Friday, May 8, 2009
Northwest Hall (Chicago Hilton)
10:00 AM
K. Tansey
,
Neuropsychiatric Genetics Research Group, Trinity College Dublin, Dublin, Ireland
M. J. Hill
,
Neuropsychiatric Genetics Research Group, Trinity College Dublin, Dublin, Ireland
L. E. Cochrane
,
Neuropsychiatric Genetics Research Group, Trinity College Dublin, Dublin, Ireland
R. J. Anney
,
Neuropsychiatric Genetics Research Group, Trinity College Dublin, Dublin, Ireland
M. Gill
,
Psychiatry, Trinity College Dublin, Ireland, Dublin, Ireland
L. Gallagher
,
Neuropsychiatric Genetics Research Group, Trinity College Dublin, Dublin, Ireland
Background: Autism is a neurodevelopmental disorder encompassing three core areas of behaviour: deficits in communication, deficits in social behaviours and the presence of restricted repetitive behaviours. The neuropeptide vasopressin has been implicated in the aetiology of autism. It has been shown through animal models to mediate social cognition, encompassing social memory formation, social recognition, and social motivation. These processes are impaired in autism. Through work in voles, a single functional microsatellite upstream from the arginine vasopressin receptor 1A (AVPR1a) was found to be associated with social behaviours (Hammock and Young 2001). In humans, three microsatellites are located in this region.
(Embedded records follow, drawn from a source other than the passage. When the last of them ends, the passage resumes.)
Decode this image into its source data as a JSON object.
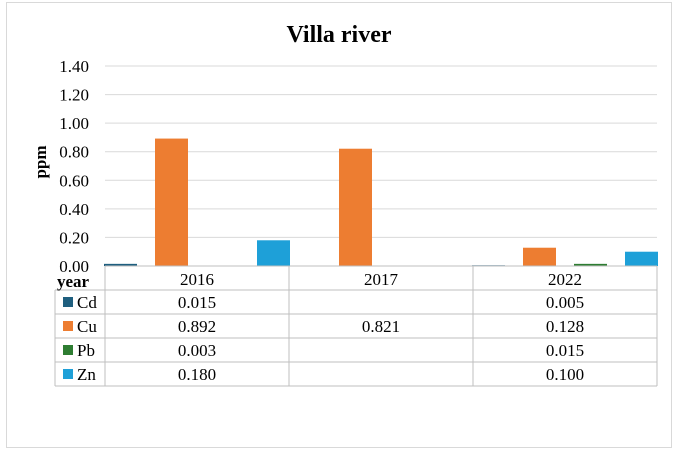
{
  "chart_data": {
    "type": "bar",
    "title": "Villa river",
    "ylabel": "ppm",
    "table_header": "year",
    "categories": [
      "2016",
      "2017",
      "2022"
    ],
    "ylim": [
      0,
      1.4
    ],
    "yticks": [
      "0.00",
      "0.20",
      "0.40",
      "0.60",
      "0.80",
      "1.00",
      "1.20",
      "1.40"
    ],
    "grid": true,
    "legend": "data-table",
    "series": [
      {
        "name": "Cd",
        "color": "#1f5f7f",
        "values": [
          0.015,
          null,
          0.005
        ],
        "labels": [
          "0.015",
          "",
          "0.005"
        ]
      },
      {
        "name": "Cu",
        "color": "#ed7d31",
        "values": [
          0.892,
          0.821,
          0.128
        ],
        "labels": [
          "0.892",
          "0.821",
          "0.128"
        ]
      },
      {
        "name": "Pb",
        "color": "#2e7d32",
        "values": [
          0.003,
          null,
          0.015
        ],
        "labels": [
          "0.003",
          "",
          "0.015"
        ]
      },
      {
        "name": "Zn",
        "color": "#1ea0d8",
        "values": [
          0.18,
          null,
          0.1
        ],
        "labels": [
          "0.180",
          "",
          "0.100"
        ]
      }
    ]
  }
}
Objectives: We examined the effect of human microsatellite RS1 on the expression of AVPR1a using a reporter assay system.
Methods: Alleles were chosen based upon length of polymorphism repeat using a short and long repeat for each. Inserts contained the microsatellite repeat and the promoter region up to the start of transcription. Inserts for each length were cloned into the pGL3 basic vector (Promega, UK). Each construct was then tested in 2 different cell lines – CHO K1, and SH SY-5Y. Differences in the promoter activity between the different length repeats was then determined using a luciferase reporter assay system (Promega, UK).
Results: In both cell lines (CHO K1 and SH SY-5Y) no increases in relative expression levels compared to background were observed.
Conclusions: It is possible the microsatellite RS1 is inhibiting the promoter activity and further work will be performed to investigate this.